Exacerbating the problem is that many doctors are contemplating leaving the profession because of the downward pressure Obamacare will put on physician compensation and the heavy regulatory burden that comes with the law. In March, a Deloitte survey found that six in 10 physicians said "it is likely that many physicians will retire earlier than planned in the next one to three years." A 2012 survey by Jackson Healthcare projected "significant" attrition among American physicians in the coming years, with more than a third of doctors planning to leave medicine within a decade.
A similar doctor crunch occurred in Massachusetts, where the state instituted reforms similar to those in Obamacare in 2007. In 2006, the average wait time to see a general practitioner was 33 days, according to a report by the Massachusetts Medical Society, but it shot up to 53 days by 2010 (it has since declined, but still stood at 44 days in 2012). Also, 64 percent of general practitioners were accepting new patients in 2006, but by 2009, that had declined to 44 percent. In 2012, five years after the law was implemented, the number is still only 51 percent, meaning that nearly half of general practitioners in Massachusetts won't accept new patients.
Obama administration officials insist that the implementation of the health care law is on track and that they have a plan to promote the exchanges and enroll a sufficient number of people. In a response to this month's GAO report raising concerns that administrators were falling behind, the Department of Health and Human Services responded that its officials were "extremely confident that on Oct. 1 the Marketplace will be open on schedule and millions of Americans will have access to affordable quality health insurance."
With the help of the outside group Enroll America, the administration is in the early stages of its outreach effort. "We will be engaging a broad spectrum of stakeholders: everything from college campuses to pharmacists to sports teams to the business community," Obama advisor Valerie Jarrett told the Huffington Post. Politico reported that the administration has already solicited help from the NBA about a marketing partnership. Additionally, HHS has said it would spend as much as $54 million in grants to "navigators" in each state, dispatching tens of thousands of health care workers, union officials and local activists to help Americans understand their options in the exchanges.

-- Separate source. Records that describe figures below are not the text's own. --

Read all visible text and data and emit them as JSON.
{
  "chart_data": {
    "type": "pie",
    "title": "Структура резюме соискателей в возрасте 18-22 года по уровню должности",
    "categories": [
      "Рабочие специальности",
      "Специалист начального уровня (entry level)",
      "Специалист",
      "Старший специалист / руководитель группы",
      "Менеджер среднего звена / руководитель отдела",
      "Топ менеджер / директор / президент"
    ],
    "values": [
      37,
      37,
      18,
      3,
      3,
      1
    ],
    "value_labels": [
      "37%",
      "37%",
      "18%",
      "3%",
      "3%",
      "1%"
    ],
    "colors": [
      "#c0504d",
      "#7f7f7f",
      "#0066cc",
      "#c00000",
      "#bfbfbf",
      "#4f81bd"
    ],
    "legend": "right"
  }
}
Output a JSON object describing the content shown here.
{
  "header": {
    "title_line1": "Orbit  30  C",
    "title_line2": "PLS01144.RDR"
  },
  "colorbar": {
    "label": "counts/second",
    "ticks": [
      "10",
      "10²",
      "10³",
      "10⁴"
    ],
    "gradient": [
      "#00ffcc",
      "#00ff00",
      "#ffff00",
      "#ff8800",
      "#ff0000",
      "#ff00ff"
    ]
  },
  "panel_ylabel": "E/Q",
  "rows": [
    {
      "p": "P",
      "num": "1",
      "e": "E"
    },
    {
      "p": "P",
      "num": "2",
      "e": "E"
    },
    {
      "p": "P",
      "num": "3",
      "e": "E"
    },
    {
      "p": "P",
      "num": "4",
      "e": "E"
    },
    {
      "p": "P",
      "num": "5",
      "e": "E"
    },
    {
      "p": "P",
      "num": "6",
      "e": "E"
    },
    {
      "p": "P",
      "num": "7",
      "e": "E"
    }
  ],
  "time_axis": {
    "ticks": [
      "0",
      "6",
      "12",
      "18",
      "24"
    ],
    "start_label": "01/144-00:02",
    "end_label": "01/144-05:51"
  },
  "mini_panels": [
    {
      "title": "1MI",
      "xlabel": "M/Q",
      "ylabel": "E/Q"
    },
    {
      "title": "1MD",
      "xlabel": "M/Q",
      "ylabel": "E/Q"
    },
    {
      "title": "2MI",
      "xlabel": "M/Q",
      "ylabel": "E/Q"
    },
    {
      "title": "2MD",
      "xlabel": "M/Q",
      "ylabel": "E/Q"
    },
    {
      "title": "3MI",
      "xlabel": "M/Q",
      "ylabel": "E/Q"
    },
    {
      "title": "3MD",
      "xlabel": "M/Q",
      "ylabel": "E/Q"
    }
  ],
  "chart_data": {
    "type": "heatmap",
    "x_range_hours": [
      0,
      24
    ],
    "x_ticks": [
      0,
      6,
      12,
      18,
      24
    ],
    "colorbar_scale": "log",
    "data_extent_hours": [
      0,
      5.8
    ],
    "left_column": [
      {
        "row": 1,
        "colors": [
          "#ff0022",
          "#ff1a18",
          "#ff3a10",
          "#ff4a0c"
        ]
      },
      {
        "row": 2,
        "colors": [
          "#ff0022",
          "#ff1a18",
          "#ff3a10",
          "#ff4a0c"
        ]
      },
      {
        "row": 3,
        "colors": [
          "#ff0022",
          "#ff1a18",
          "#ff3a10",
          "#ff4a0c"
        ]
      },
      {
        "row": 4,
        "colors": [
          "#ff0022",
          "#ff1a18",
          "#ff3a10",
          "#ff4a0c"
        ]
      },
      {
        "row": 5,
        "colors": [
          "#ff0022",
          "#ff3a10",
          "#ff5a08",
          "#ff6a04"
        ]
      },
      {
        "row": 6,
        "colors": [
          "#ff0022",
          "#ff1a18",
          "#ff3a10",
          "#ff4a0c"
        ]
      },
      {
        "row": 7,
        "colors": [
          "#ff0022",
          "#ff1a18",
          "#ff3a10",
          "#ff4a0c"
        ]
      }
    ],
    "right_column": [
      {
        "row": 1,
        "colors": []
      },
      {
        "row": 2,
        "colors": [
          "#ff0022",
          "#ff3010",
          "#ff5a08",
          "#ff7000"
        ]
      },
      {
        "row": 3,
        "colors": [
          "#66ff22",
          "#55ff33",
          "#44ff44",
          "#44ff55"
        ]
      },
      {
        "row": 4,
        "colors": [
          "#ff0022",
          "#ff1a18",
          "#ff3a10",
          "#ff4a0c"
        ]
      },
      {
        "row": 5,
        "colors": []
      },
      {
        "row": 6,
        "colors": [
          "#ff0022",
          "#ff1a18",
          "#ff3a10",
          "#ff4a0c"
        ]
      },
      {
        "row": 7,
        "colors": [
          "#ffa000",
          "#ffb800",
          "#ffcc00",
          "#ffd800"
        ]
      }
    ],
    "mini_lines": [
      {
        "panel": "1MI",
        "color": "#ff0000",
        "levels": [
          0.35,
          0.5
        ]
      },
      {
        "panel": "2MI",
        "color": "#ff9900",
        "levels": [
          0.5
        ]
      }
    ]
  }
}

If this outreach effort fails and the exchanges are not up to speed on Oct. 1, it would be a tremendous embarrassment to an administration that has had three and a half years to prepare, and make it less likely that Obamacare will be able to attract the critical mass of individuals needed to make the exchanges viable. That said, the problems that follow after Jan. 1 could be even more damaging. Problems with the exchanges will most effect people who would have been uninsured anyway prior to the law, so in some sense it could be argued that they are no worse off.
But a central promise of Obamacare was that the federal government would be able to extend benefits to tens of millions of people while leaving the health care experience for the rest of America essentially unchanged. The reason for this promise was that prior to the passage of Obamacare, a Gallup poll found that 87 percent of Americans who already had coverage were satisfied with their own personal health care experience. This means that any disruptions to that experience -- an insurance market in "death spiral," difficulty getting doctors' appointments, reduced access for Medicare patients or dropped employer coverage -- could have a much more severe impact on the sustainability of the health care law in the long-term.
Obamacare has survived a Supreme Court challenge, multiple repeal attempts and a presidential election. Now it is has to survive its own structural flaws.